In his writings on Islam, Rauf has emphasised common links between Judaism, Christianity and Islam (which, he says, share Abrahamic ideals). He sees their quarrels as a family dispute.
Rauf travelled and met Islamic scholars and eventually became a Sufi, a form of Islam that emphasises the mystic. A Sufi scholar in Turkey asked him to create a Sufi mosque in New York and in 1983 Rauf founded the Masjid al-Farah in Manhattan. From the start, it was a moderate place, friendly to women and attracting a diverse crowd. Among that crowd was interior designer Daisy Khan, who had been born in Kashmir but, like Rauf, arrived in America as an immigrant teenager.
The pair married in 1997 and became a working team. Rauf set up the American Society for Muslim Advancement in 1997. Khan, who in her 25-year interior design career had worked for various Fortune 500 companies, spoke in favour of women's rights. After 9/11, all America was trying to understand Islam. Journalists and politicians were desperate for a moderate voice to explain it. Rauf and Khan went on TV and advised politicians.
When a memorial service was held for murdered Wall Street Journal reporter Daniel Pearl, Rauf declared: "I am a Jew." When the scandal of Abu Ghraib broke, Rauf was among those asked to appear in an apology that was broadcast on Arabic television. The Raufs gave speeches and travelled to the World Economic Forum.
But these are now dangerous waters to swim in if you're a Muslim. The Raufs' intentions matter little. What matters are the views others project on to them. Park51 was originally called Cordoba House, after Rauf's inter-faith Cordoba Initiative.
The name Cordoba is a nod to the Moorish emirate known its for religious tolerance. But rightwingers believe it is a reference to the Muslim conquest of Spain (some radical Islamists also take it that way).
The same goes for any number of Rauf's statements. When he says US foreign policy has angered many Muslims, he is stating a belief shared by liberals and voiced by some conservatives, such as Glenn Beck.

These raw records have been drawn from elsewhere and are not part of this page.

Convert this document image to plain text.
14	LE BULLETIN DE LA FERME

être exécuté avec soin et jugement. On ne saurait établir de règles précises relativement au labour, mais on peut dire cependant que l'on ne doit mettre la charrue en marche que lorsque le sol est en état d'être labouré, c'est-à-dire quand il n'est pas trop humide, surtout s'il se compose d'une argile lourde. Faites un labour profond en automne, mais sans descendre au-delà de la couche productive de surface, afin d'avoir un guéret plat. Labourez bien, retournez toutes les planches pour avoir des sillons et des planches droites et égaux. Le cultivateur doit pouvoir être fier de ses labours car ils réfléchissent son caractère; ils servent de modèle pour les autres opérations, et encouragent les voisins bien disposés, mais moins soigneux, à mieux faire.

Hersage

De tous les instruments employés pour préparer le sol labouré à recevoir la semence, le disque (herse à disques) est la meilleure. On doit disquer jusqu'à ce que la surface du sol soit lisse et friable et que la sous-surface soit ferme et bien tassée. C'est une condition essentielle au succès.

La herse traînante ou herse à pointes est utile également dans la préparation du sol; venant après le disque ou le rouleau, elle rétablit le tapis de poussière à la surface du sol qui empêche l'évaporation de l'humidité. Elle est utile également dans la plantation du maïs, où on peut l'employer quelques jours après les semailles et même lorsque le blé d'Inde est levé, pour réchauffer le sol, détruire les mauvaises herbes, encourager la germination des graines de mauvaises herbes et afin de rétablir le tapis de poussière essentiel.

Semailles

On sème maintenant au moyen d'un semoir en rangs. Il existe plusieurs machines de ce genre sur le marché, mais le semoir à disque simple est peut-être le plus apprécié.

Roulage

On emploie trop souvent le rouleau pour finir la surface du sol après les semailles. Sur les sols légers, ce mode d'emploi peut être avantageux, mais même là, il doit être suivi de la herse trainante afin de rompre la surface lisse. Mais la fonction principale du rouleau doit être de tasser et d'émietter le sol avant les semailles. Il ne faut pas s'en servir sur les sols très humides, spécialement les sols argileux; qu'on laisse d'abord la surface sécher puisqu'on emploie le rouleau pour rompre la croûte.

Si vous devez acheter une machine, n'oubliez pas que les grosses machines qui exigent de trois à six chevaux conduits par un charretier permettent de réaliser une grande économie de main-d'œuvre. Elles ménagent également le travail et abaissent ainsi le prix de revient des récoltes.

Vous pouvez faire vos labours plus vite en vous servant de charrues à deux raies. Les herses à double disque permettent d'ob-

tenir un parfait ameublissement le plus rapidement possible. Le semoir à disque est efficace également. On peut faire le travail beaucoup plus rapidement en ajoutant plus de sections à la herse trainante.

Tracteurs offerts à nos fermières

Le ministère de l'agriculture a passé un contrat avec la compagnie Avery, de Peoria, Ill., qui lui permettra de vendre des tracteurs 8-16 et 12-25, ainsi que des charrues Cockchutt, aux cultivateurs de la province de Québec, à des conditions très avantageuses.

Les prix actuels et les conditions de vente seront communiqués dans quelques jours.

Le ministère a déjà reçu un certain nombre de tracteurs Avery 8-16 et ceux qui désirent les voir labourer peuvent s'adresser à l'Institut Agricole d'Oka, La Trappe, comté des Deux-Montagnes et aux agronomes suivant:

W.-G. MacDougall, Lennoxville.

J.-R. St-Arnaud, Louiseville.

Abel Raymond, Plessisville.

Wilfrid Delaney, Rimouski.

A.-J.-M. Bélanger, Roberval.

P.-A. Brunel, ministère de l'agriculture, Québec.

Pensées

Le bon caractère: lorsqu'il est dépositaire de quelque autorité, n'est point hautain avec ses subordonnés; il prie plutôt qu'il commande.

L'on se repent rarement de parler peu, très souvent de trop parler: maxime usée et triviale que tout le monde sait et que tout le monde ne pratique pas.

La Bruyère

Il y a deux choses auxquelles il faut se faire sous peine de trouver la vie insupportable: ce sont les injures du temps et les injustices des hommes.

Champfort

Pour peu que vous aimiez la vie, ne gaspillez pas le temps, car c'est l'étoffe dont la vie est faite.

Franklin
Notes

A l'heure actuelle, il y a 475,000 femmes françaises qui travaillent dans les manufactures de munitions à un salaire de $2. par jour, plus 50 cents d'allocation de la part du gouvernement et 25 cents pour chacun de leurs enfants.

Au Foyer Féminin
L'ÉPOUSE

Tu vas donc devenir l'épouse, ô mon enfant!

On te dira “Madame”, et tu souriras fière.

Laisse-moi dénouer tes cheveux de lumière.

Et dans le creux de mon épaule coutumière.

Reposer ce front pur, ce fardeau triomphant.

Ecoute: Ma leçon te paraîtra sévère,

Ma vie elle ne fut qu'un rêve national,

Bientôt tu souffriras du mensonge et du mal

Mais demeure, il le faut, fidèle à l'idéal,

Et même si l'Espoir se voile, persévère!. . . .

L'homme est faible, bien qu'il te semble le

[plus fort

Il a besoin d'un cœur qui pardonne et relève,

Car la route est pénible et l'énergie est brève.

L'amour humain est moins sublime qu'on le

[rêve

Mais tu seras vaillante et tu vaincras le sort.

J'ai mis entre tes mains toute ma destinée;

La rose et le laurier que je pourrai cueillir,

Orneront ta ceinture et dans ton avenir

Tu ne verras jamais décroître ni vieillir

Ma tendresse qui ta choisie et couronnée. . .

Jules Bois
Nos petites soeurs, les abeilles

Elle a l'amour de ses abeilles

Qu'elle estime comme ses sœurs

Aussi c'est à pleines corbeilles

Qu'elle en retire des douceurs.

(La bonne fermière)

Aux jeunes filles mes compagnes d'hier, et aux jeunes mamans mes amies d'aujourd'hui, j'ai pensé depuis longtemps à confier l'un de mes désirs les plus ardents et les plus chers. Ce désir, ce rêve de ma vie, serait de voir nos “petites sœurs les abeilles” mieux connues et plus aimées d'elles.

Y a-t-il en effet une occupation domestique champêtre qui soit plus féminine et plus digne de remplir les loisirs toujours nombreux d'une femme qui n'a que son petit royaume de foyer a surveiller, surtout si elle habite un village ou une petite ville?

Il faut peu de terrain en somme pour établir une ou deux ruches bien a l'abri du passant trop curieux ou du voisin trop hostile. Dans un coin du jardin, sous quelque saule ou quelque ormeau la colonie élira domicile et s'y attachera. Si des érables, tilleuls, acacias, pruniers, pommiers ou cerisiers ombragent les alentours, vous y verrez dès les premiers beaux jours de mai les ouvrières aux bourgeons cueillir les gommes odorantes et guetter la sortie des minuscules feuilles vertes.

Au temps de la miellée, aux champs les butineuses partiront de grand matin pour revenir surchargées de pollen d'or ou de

But critics say Rauf thinks America deserved to be attacked on 9/11.
Far from being a radical plot, planning Park51 was a rather amateurish exercise. Rauf had no media campaign, no PR. Evidence seemed to suggest two moderates who wandered naively into a hornets' nest.
In one of the few moments in Bahrain when he did address the Park51 issue, Rauf kept things simple. His statement included this plea: "With God's help, inshallah, we shall pass through this stormy season."
Calming this particular storm might be beyond even the powers of the Almighty (whichever one you believe in).